O Centro Histórico de Porto Alegre possui uma área protegida por tombamento como

patrimônio cultural do país pelo Instituto do Patrimônio Histórico e Artístico Nacional (IPHAN)

desde novembro de 1999, denominada Sítio Histórico e que está intrinsecamente ligada à

própria origem da cidade. A região protegida compreende um espaço plano, a partir do Cais

Mauá, a Praça da Alfândega, considerada um dos sítios de ocupação mais remota da cidade,

um trecho em aclive, Rua General Câmara, conhecida popularmente como Rua da Ladeira

que se estende até a Praça da Matriz e quarteirões adjacentes. Ambas as praças possuem ao

seu redor várias edificações inventariadas e tombadas como o Memorial do Estado do Rio

Grande do Sul, Museu de Arte do Rio Grande do Sul, Centro Cultural Santander, Museu de

Comunicação Social José da Costa, Clube do Comércio e o Cinema Imperial, na Praça da

Alfândega. O Palácio Piratini, Memorial do Legislativo, Solar dos Câmara, Pinacoteca Ruben

Berta, Teatro São Pedro, Memorial do Ministério Público e Biblioteca Pública do Estado, na

Praça da Matriz (Praça Marechal Deodoro). Até a época do tombamento do sitio pelo IPHAN,

não havia uma ação governamental efetiva integrada para a preservação desses espaços

públicos.

Apesar de sua importância histórica, arqueológica, urbanística, paisagística e cultural, a área

não recebeu nas últimas décadas o tratamento adequado para sua manutenção e a

preservação de suas características físico-espaciais.

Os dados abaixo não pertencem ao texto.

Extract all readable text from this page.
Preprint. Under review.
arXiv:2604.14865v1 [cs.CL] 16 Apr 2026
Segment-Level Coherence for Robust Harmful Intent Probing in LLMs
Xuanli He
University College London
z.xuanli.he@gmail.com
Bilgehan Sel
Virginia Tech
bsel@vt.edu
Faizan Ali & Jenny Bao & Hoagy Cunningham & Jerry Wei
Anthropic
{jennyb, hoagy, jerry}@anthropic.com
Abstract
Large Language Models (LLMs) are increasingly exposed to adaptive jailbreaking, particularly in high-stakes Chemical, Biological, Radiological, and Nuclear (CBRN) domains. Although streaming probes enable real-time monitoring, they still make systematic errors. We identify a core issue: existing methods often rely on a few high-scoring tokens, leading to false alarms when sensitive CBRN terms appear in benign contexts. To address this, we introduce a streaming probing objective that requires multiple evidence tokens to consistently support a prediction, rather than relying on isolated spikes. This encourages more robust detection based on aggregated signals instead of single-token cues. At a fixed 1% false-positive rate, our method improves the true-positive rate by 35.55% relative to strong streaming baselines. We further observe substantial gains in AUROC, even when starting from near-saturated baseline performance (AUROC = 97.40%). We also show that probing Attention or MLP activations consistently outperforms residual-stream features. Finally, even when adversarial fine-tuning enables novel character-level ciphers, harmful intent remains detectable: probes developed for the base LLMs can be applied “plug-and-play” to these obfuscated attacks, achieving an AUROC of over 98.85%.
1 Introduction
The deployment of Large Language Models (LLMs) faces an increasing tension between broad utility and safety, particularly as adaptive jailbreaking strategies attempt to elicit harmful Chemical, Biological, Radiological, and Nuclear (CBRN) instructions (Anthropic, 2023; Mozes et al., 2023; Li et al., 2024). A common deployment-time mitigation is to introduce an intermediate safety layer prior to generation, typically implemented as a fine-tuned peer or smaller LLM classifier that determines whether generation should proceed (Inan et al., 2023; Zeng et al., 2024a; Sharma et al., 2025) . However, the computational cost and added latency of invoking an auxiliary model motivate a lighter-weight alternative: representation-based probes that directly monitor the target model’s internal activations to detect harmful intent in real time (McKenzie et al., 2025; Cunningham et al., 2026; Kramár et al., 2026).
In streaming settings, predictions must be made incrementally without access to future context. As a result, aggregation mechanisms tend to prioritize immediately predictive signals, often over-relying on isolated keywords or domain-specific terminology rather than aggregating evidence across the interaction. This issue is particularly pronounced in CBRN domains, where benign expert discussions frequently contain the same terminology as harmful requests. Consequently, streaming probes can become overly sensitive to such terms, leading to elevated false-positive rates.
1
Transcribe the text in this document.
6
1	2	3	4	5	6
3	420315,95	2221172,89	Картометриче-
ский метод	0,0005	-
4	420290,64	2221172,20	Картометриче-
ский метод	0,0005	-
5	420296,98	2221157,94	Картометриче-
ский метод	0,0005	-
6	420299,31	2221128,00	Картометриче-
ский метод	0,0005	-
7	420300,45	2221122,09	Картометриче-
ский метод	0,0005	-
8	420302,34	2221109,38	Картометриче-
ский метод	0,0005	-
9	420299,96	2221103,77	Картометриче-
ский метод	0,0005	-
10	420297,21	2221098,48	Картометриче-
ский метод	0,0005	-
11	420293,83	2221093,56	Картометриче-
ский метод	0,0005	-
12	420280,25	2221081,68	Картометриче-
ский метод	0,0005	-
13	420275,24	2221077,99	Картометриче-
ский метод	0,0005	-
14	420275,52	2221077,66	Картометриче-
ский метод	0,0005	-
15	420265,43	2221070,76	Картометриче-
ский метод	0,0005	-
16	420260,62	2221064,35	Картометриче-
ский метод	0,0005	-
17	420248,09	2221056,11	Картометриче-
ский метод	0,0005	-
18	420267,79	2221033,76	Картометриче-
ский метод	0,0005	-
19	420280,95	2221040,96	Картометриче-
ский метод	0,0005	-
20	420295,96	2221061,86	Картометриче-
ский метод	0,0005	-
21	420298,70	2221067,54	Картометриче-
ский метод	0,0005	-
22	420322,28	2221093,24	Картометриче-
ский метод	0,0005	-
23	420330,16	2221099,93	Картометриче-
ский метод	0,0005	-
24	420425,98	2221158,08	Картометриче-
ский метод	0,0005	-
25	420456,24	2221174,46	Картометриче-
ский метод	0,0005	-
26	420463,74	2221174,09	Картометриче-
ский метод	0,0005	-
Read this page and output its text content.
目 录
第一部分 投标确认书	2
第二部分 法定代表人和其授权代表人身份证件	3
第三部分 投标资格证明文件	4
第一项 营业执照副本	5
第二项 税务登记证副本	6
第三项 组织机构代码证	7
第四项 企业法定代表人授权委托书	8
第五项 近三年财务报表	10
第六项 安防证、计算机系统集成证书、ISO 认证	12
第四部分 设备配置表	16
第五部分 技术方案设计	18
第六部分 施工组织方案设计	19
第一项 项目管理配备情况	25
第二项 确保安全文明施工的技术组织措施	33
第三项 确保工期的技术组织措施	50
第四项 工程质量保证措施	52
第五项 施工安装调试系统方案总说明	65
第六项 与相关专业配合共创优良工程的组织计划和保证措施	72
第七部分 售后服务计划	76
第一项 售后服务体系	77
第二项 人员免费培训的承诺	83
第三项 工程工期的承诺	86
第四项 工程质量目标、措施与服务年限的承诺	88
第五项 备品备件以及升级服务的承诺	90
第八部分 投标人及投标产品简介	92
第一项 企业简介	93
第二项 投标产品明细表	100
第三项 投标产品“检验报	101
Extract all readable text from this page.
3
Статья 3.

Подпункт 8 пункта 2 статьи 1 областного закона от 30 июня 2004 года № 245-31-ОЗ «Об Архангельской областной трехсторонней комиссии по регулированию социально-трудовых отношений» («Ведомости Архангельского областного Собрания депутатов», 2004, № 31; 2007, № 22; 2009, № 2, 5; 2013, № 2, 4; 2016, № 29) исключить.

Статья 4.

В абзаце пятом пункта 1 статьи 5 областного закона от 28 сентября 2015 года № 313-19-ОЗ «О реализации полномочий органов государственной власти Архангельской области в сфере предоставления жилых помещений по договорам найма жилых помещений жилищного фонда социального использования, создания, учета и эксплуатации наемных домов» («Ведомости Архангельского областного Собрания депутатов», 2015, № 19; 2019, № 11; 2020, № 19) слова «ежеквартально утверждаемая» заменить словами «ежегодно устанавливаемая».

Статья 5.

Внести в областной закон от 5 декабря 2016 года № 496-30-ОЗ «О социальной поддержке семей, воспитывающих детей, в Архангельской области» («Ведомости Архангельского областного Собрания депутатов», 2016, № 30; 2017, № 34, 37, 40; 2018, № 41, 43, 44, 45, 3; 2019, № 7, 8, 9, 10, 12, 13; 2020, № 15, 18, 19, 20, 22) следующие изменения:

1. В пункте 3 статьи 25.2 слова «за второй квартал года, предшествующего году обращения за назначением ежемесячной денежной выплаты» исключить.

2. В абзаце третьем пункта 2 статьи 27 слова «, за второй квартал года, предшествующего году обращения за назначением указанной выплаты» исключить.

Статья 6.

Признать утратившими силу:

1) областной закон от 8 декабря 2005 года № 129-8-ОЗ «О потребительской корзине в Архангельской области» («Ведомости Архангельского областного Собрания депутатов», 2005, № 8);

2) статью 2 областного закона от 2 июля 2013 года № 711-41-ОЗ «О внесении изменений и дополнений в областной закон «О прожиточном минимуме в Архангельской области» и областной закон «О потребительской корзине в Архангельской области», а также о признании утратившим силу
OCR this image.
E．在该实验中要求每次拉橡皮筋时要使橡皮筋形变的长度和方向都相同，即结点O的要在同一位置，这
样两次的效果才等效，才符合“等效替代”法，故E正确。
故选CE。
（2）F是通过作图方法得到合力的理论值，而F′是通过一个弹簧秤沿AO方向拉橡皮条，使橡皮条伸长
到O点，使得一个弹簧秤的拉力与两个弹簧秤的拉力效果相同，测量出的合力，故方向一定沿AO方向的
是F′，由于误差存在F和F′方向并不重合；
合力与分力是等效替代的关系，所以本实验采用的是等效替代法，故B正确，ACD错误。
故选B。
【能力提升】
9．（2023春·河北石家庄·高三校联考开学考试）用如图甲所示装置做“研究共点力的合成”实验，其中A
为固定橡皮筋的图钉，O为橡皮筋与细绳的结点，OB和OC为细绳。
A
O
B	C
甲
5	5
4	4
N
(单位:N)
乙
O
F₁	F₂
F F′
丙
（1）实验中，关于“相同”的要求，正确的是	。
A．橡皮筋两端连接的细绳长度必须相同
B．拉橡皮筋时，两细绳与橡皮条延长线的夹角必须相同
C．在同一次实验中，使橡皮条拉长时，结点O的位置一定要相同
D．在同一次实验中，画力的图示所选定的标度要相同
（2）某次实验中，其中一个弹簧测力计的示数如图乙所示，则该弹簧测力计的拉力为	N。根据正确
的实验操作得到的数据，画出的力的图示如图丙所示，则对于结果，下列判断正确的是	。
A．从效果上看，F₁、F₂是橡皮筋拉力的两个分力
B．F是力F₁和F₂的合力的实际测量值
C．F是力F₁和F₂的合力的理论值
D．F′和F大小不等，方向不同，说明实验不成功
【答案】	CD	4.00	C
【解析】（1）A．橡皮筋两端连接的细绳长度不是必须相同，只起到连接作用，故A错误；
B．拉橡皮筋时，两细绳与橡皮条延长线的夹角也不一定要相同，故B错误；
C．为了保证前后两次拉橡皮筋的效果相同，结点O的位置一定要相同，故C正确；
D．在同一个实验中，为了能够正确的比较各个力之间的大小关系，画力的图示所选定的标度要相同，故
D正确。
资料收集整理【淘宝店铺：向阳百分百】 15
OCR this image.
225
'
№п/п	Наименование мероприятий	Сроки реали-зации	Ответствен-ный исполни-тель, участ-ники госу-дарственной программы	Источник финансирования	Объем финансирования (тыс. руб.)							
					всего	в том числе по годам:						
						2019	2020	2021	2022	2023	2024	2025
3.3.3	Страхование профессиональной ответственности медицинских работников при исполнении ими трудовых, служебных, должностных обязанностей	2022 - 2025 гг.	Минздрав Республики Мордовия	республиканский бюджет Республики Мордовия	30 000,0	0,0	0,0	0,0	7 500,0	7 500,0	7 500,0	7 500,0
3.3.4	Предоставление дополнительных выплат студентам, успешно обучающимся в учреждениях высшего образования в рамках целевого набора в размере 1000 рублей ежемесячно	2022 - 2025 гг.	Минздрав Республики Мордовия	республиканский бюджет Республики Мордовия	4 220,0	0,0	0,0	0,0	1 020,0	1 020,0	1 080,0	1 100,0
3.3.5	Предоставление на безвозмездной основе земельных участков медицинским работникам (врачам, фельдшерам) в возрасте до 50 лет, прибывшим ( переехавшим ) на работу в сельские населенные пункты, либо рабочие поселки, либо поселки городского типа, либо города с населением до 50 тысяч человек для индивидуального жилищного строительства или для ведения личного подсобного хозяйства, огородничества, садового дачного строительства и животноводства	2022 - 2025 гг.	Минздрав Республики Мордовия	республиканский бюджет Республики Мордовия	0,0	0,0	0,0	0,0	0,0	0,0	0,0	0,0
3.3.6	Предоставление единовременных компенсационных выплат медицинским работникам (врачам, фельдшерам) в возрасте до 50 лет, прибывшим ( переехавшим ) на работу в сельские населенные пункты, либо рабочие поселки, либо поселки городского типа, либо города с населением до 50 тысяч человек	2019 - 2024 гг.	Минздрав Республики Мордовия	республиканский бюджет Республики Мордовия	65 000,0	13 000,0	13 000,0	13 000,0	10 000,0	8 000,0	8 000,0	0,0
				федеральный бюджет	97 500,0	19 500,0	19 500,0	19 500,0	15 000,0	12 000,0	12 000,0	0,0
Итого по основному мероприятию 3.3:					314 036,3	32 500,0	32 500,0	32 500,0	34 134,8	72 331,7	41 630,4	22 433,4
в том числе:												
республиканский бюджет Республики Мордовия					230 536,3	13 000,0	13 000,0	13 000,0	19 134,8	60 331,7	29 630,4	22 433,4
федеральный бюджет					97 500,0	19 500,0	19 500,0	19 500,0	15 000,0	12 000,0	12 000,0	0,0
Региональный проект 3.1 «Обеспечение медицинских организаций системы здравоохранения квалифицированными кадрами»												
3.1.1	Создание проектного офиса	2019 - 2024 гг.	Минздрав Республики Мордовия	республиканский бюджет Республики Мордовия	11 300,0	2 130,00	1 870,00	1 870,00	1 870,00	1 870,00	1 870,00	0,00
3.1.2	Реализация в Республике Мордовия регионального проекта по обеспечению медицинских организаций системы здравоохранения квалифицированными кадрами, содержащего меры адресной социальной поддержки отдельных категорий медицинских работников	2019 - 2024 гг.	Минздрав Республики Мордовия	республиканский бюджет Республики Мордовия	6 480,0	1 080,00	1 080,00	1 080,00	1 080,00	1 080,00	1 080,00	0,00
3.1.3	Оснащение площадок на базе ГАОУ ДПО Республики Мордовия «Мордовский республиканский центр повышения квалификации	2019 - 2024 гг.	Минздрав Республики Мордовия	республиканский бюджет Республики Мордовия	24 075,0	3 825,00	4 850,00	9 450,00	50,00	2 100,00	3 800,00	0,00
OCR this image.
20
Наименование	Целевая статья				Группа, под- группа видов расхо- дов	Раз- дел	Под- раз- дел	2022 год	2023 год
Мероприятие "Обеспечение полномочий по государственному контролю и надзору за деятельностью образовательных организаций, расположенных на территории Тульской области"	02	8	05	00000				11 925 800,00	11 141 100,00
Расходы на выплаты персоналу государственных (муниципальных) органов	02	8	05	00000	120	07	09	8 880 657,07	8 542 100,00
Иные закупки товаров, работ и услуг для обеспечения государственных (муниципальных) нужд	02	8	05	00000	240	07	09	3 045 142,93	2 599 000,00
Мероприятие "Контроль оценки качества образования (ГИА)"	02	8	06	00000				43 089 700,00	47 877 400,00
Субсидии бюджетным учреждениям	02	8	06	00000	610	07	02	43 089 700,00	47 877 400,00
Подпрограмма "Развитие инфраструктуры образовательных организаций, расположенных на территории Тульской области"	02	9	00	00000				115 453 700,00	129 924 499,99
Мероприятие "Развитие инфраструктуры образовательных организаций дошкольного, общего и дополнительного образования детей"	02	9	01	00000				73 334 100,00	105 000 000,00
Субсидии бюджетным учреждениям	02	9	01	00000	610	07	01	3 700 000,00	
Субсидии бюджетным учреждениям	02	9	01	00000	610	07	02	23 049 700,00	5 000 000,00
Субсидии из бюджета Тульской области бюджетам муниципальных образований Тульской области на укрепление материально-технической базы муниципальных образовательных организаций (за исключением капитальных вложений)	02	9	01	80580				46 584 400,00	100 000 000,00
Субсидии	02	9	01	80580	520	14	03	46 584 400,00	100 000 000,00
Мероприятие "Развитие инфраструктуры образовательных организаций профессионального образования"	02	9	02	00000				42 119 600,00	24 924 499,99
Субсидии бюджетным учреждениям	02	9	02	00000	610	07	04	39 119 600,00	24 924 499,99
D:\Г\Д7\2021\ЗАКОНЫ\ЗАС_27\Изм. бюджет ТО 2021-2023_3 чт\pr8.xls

A preocupação com a cidade histórica pensada como um objeto de conservação por inteiro e

não a soma de seus monumentos históricos, iniciou tardiamente, quando intervenções na

malha urbana já haviam lesado a estrutura da cidade antiga. Cabe aqui trazer a observação

de Choay de que “A noção de patrimônio urbano histórico constituiu-se na contramão do

processo de urbanização dominante” (Choay, 2001, p.179-180).

Nos processos de requalificação urbana, além dos aspectos referentes à historicidade, as

questões relativas à estética são essenciais para a qualidade de vida urbana. Projetos

ilustram esta preocupação, por terem como objetivo reverter o processo de deterioração dos

espaços públicos urbanos.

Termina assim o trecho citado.